Sie sind mehr als eine Million Euro wert, sammeln seit Jahren aber nur Staub. Die Supercars wurden nun in einem verlassenen Autohaus wiederentdeckt.

Die Farben der Werbetafeln und Fotos an der Wand sind bereits völlig ausgebleicht und eine graue Staubschicht bedeckt das gesamte Mobiliar. Kaum zu glauben, dass einem in dieser tristen Umgebung drei wahren Schmuckstücke der Automobil-Geschichte entgegenfunkeln – und doch ist es so.

2005 hatte in der südchinesischen Provinz Guangdong der erste Vertragshändler für Ferrari und Maserati. Doch das Geschäft mit der Zielgruppe der oberen 10.000 Chinas lief offenbar nicht, nur zwei Jahre später musste das exklusive Autohaus seine Tore für immer dicht machen. Scheinbar wurde das Unternehmen völlig überstürzt zugesperrt, denn neben der Einrichtung blieben auch noch drei Luxus-Sportwagen im Gesamtwert von mehr als einer Million Euro zurück.

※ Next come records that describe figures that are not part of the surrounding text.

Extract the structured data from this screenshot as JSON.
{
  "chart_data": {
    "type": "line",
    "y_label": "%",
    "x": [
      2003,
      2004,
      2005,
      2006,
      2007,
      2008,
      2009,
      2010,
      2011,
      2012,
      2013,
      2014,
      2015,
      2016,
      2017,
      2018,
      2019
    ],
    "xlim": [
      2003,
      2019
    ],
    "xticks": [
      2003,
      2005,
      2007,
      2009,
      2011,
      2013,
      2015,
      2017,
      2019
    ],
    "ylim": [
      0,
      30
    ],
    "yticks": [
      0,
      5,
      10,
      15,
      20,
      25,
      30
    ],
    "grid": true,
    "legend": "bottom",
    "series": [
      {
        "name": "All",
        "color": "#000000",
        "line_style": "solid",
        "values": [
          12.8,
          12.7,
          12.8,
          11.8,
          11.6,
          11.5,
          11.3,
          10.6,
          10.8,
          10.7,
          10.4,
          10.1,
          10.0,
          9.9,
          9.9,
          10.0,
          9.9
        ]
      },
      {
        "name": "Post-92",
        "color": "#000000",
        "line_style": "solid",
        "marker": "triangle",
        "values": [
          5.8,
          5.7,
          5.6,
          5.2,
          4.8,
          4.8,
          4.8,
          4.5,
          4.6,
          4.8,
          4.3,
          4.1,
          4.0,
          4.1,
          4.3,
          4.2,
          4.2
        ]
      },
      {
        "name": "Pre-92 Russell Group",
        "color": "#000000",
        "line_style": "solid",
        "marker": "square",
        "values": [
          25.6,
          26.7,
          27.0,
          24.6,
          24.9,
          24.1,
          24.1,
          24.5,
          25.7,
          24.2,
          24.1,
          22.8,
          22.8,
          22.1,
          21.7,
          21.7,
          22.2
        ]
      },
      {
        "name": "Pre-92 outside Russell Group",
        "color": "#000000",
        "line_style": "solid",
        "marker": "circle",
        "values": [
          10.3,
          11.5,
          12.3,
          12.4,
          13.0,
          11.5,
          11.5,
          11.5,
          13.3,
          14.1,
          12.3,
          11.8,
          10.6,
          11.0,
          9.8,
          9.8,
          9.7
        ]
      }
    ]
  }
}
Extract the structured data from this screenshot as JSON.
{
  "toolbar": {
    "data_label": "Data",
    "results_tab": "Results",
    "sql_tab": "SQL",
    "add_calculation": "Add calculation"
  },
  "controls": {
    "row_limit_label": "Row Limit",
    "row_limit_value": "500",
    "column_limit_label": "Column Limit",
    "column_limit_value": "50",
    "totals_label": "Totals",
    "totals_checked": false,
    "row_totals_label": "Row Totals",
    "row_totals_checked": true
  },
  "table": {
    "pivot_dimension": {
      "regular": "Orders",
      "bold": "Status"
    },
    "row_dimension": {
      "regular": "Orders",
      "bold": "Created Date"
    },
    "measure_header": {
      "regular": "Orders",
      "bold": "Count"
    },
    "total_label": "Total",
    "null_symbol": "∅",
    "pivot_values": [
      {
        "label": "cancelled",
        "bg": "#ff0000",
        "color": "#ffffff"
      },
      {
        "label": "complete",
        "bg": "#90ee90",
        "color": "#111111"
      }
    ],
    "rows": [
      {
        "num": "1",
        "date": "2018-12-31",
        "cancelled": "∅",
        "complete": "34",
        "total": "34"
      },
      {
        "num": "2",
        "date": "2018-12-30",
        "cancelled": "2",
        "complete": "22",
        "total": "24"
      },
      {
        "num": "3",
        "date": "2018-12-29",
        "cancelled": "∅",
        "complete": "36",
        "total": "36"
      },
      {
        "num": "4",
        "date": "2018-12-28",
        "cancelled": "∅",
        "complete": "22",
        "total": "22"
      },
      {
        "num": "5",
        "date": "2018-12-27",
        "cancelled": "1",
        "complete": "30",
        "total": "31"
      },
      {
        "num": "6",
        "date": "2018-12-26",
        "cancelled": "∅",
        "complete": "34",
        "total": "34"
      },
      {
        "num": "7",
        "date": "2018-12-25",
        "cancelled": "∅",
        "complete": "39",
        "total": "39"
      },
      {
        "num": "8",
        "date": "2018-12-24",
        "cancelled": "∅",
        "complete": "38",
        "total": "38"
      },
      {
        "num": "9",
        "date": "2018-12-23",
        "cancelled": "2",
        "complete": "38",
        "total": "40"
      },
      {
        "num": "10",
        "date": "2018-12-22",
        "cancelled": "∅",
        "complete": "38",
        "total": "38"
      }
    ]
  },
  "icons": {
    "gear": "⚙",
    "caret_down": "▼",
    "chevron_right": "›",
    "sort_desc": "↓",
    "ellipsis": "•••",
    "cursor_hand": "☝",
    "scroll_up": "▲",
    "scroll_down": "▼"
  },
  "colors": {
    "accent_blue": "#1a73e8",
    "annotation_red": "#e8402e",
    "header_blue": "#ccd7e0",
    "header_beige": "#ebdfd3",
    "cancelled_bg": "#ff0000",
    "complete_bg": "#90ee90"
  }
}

Porsche, Ferrari und Corvette

Anstatt mit aufheulendem Motor über den Asphalt zu heizen, mussten ein roter Porsche Carrera GT, eine gelbe Chevrolet Corvette C5 Z06 und ein grauer Ferrari 575 Superamerica – angeblich als gesuchter Handschalter – im ehemaligen Showroom in den letzten 13 Jahren Staub ansetzen. Kein Mensch hatte seither das verlassene Autohaus betreten. Zumindest bis Fotograf James Wan von Bekannten eines Bekannten eines Bekannten (usw.) davon erfuhr und Zugang zu dem Gebäude erhielt. Seine Bilder des Sensationsfundes veröffentlichte er vor Kurzem auf Instagram.

Immer noch heiß begehrt

Das Geheimnis darüber, warum die sündteuren Schlitten hier zurückgelassen wurden, will entweder niemand preisgeben, oder es gibt niemanden mehr, der es lüften könnte. Jetzt will Wan die drei Sportwagen retten. Wie das Portal "TopGear" vorrechnet, könnte man mit ihnen immer noch eine Menge Geld verdienen.

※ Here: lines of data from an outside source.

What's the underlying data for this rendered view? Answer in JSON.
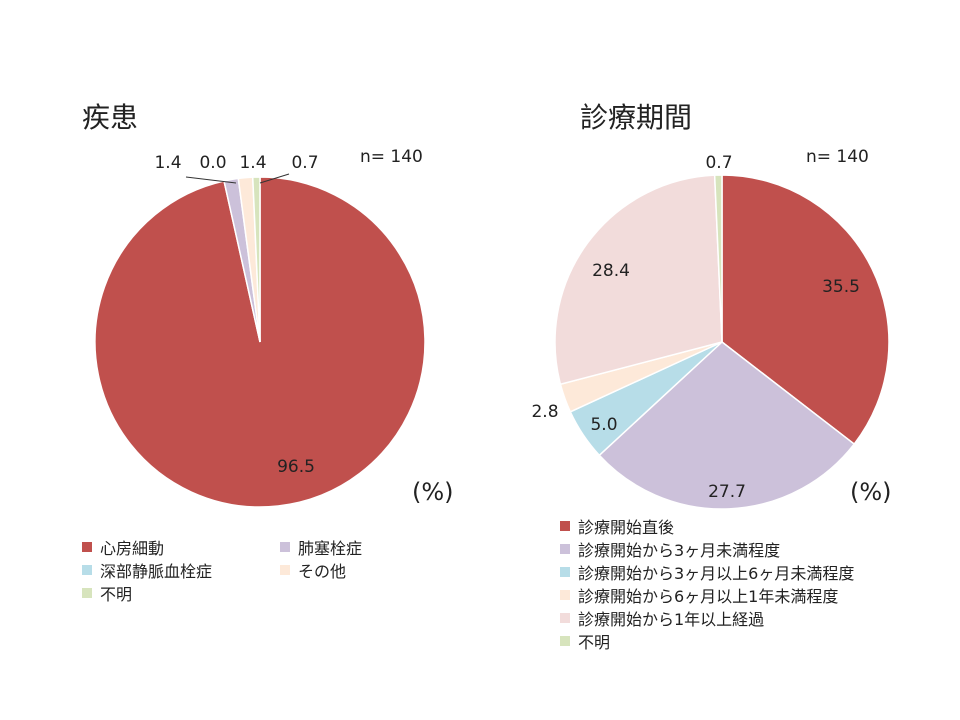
{
  "left": {
    "title": "疾患",
    "n_label": "n= 140",
    "unit": "(%)",
    "legend": [
      "心房細動",
      "肺塞栓症",
      "深部静脈血栓症",
      "その他",
      "不明"
    ]
  },
  "right": {
    "title": "診療期間",
    "n_label": "n= 140",
    "unit": "(%)",
    "legend": [
      "診療開始直後",
      "診療開始から3ヶ月未満程度",
      "診療開始から3ヶ月以上6ヶ月未満程度",
      "診療開始から6ヶ月以上1年未満程度",
      "診療開始から1年以上経過",
      "不明"
    ]
  },
  "chart_data": [
    {
      "type": "pie",
      "title": "疾患",
      "categories": [
        "心房細動",
        "肺塞栓症",
        "深部静脈血栓症",
        "その他",
        "不明"
      ],
      "values": [
        96.5,
        1.4,
        0.0,
        1.4,
        0.7
      ],
      "labels": [
        "96.5",
        "1.4",
        "0.0",
        "1.4",
        "0.7"
      ],
      "colors": [
        "#c0504d",
        "#ccc1da",
        "#b7dde8",
        "#fde9d9",
        "#d7e4bd"
      ],
      "start": "12 o'clock",
      "direction": "clockwise"
    },
    {
      "type": "pie",
      "title": "診療期間",
      "categories": [
        "診療開始直後",
        "診療開始から3ヶ月未満程度",
        "診療開始から3ヶ月以上6ヶ月未満程度",
        "診療開始から6ヶ月以上1年未満程度",
        "診療開始から1年以上経過",
        "不明"
      ],
      "values": [
        35.5,
        27.7,
        5.0,
        2.8,
        28.4,
        0.7
      ],
      "labels": [
        "35.5",
        "27.7",
        "5.0",
        "2.8",
        "28.4",
        "0.7"
      ],
      "colors": [
        "#c0504d",
        "#ccc1da",
        "#b7dde8",
        "#fde9d9",
        "#f2dcdb",
        "#d7e4bd"
      ],
      "start": "12 o'clock",
      "direction": "clockwise"
    }
  ]
}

Unter dem Trio sticht besonders der Porsche hervor. Laut Wan soll dieser als eins von nur drei Exemplaren in der Sonderfarbe PTS Zanzibar Red lackiert sein. In Deutschland wird derzeit ein beinahe identischer Carrera GT um rund 980.000 Euro angeboten. Der Ferrari und die Corvette könnten ebenfalls noch rund 300.000 Euro bzw. 100.000 Euro einbringen.

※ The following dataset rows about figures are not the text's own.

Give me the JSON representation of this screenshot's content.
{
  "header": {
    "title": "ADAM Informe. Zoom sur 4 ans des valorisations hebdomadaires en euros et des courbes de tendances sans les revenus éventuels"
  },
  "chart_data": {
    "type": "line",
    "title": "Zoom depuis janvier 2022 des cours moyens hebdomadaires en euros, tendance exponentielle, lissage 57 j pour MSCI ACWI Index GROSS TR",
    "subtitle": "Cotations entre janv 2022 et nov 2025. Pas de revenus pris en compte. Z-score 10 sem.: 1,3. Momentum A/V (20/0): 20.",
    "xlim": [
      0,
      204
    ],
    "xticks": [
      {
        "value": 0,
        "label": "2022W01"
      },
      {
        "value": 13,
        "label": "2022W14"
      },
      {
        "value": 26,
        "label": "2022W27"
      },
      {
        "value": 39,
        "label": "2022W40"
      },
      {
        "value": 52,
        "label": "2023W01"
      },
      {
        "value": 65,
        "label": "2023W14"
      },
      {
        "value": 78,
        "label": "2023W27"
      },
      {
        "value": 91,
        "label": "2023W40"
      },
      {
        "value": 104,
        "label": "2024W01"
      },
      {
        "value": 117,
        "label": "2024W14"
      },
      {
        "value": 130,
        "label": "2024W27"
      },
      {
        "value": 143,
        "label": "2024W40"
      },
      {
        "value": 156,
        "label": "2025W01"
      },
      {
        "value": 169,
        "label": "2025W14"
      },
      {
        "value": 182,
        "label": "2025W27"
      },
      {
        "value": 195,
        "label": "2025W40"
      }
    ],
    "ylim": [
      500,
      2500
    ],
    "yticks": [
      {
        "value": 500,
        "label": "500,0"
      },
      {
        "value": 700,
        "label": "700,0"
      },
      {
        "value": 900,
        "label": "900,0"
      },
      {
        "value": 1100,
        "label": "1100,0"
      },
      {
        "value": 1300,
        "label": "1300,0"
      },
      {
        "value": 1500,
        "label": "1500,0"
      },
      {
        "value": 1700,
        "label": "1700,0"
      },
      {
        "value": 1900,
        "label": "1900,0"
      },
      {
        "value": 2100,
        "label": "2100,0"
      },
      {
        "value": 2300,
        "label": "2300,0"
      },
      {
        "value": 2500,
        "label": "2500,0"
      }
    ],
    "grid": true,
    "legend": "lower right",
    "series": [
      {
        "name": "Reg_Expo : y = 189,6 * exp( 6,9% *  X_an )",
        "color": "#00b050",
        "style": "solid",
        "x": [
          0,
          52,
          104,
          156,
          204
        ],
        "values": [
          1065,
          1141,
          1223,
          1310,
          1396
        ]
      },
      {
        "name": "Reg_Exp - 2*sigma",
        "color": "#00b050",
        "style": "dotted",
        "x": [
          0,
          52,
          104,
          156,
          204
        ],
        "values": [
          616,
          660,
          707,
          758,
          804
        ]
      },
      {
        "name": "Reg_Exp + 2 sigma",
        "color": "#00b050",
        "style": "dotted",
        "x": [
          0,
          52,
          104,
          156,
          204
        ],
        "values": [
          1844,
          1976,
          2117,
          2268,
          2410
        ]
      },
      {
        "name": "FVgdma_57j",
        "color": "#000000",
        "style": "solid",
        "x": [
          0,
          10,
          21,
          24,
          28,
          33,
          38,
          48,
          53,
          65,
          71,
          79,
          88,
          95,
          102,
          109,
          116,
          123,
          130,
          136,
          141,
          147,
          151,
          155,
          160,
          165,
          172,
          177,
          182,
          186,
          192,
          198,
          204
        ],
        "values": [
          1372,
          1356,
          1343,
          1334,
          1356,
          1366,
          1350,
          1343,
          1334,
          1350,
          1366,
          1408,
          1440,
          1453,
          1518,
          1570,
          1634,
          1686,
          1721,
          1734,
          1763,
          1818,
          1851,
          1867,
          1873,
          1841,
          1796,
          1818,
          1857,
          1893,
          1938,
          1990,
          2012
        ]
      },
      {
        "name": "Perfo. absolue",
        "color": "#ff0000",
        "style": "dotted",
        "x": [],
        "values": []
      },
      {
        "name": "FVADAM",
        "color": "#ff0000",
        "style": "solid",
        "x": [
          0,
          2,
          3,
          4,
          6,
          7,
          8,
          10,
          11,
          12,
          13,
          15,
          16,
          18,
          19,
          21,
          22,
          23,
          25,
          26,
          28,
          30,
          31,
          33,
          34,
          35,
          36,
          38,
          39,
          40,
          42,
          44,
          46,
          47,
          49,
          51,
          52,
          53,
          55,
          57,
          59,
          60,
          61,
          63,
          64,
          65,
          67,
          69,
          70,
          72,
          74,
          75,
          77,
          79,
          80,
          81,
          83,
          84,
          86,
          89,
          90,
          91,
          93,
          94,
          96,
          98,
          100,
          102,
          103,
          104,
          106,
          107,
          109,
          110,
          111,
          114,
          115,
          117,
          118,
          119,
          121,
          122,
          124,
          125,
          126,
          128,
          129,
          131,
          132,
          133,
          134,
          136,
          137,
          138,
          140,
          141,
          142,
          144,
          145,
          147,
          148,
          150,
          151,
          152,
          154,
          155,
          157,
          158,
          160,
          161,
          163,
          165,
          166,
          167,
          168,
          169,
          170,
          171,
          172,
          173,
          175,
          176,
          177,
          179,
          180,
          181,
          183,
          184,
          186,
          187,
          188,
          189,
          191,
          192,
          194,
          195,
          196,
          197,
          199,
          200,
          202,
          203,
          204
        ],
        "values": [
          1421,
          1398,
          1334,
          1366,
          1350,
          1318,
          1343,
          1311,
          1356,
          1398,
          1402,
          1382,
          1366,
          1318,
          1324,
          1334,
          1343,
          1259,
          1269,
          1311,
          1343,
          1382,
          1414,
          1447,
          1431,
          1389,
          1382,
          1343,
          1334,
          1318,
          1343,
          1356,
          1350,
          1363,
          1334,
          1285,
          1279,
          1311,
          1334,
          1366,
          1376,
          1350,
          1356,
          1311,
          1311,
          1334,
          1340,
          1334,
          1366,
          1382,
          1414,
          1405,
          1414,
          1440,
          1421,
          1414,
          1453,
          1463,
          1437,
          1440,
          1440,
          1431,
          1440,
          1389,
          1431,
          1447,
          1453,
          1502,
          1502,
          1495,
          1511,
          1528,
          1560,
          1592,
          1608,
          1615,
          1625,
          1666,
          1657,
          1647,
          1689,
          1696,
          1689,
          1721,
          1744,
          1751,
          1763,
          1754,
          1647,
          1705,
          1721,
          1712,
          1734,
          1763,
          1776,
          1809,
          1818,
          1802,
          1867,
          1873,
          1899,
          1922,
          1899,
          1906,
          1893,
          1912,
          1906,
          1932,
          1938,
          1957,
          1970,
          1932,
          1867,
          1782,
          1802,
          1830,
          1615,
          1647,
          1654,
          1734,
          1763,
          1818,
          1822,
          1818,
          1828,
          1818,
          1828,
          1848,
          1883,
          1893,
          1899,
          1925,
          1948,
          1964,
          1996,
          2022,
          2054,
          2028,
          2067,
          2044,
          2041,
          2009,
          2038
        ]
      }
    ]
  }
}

Werden die Flitzer bald abgestaubt?

Allerdings gibt es einige Stolpersteine. "Soweit ich weiß, wird es keine reibungslose Rettung sein", wird der Entdecker zitiert. Obwohl die drei Luxusautos wohl erst wenige Kilometer auf dem Buckel haben, dürften es aufgrund der langen Standzeit doch einige technische Mängel geben, die es erst noch zu beheben gilt. "Sie brauchen also viel Liebe durch einen Mechaniker, bevor sie ihren ersten Roadtrip machen können", so "TopGear" abschließend.